Le Formelle del Campanile di Giotto: un itinerario iniziatico tra ingegno umano, conoscenza e ascesa spirituale
L’interpretazione esoterica delle formelle del Campanile di Giotto converge su un principio cardine: la torre si configura come un asse mundi, un ponte verticale che riconnette cielo e terra, il visibile e l’invisibile, l’umano e il divino. Il ciclo scultoreo che la percorre non è una semplice celebrazione di arti e mestieri, ma un tracciato ascensionale che restituisce sacralità al lavoro, dignità all’ingegno e valore salvifico alla conoscenza.
Giotto, insieme ad Andrea Pisano e in seguito a Luca della Robbia, costruisce un racconto simbolico che, dal basamento al coronamento, accompagna l’uomo lungo un itinerario iniziatico: prima nel regno della materia, poi in quello delle arti e delle scienze, infine nelle sfere delle virtù e della contemplazione.
Alle fondamenta si trovano la Creazione dell’uomo, l’agricoltura, la pastorizia, la metallurgia: è il livello della fatica originaria, della terra, del gesto primigenio che apre la possibilità dell’opera.
Salendo verso l’alto del Campanile, le formelle mostrano le arti e le scienze, dove la dimensione quotidiana del lavoro si trasfigura nel sapere.
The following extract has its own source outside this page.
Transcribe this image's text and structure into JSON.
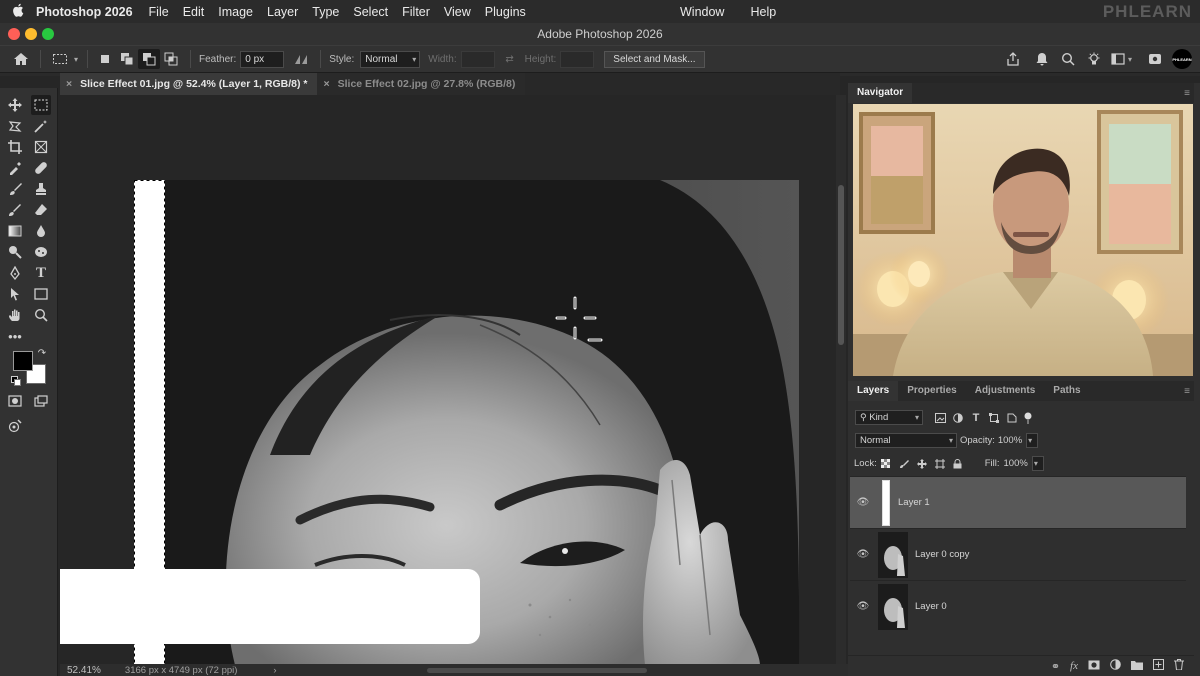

Le tavole esagonali e romboidali dialogano tra loro in un rapporto speculare: alle attività dell’uomo seguono le virtù cardinali e teologali, gli insegnamenti del trivio e del quadrivio, fino alla rappresentazione dei pianeti. È l’annuncio di una corrispondenza profonda: la tecnica non contraddice lo spirito, ma lo serve; la conoscenza non è alternativa alla fede, ma ne costituisce uno dei volti.
Gli antichi maestri raffigurati non sono semplici figure storiche, ma archetipi dell’intelletto umano che partecipa all’armonia del cosmo.
Fidia incarna la Scultura; Apelle, reinterpretato da Pisano, la Pittura; Elio Donato la Grammatica; Platone e Aristotele la Dialettica; Orfeo la Musica, in un mondo che si fa docile al suo canto; Euclide la Geometria; Pitagora l’Aritmetica, a suggello dell’ordine numerico che sostiene la creazione. Queste presenze, più che citazioni, sono epifanie di un sapere che non è solo umano, ma cosmico.
Le formelle dedicate all’Astronomia, al Trivio e al Quadrivio rafforzano la medesima architettura simbolica: la conoscenza non illumina soltanto il mondo, ma guida l’ascesa interiore. Così, l’intero Campanile finisce per configurarsi come una scala: alla base l’origine, al centro l’opera dell’uomo, nei registri superiori la trasparenza dello spirito.
E proprio al vertice di questo itinerario, nel punto più alto del Campanile, si collocano le statue dei profeti e delle sibille, distribuite nelle sedici nicchie dell’ultimo registro. Queste figure, scolpite in periodi diversi, da Andrea Pisano fino a Donatello rappresentano il compimento simbolico dell’ascesa: i profeti, portatori della parola rivelata, e le sibille, custodi dell’antico sapere oracolare, testimoniano l’incontro fra tradizione biblica e sapienza pagana. La loro posizione elevata allude al passaggio dal tempo all’eternità: dalla conoscenza come fatica e conquista, alla conoscenza come visione. Sono loro, più delle formelle, a sigillare il Campanile come “pilastro della sapienza”, punto in cui lo sguardo umano viene trasfigurato in sguardo profetico.
La fine dell’ascesa ricorda una Madonna col Bambino di Andrea Pisano nella celebre iconografia del “solletico”. Nel gesto affettuoso del Figlio che sfiora il volto della Madre si custodisce un insegnamento parallelo: dopo aver cercato il divino nell’ingegno, nelle arti e nella mente, l’uomo lo ritrova nell’intimità più semplice, nel luogo in cui l’umano e il divino si sfiorano.
Il Campanile di Giotto non è una torre decorata, ma una summa simbolica: il viaggio dell’uomo che, attraverso il lavoro, la conoscenza e la virtù, risale verso la luce.
Ogni formella è una soglia, ogni passo verso l’alto, una conquista interiore.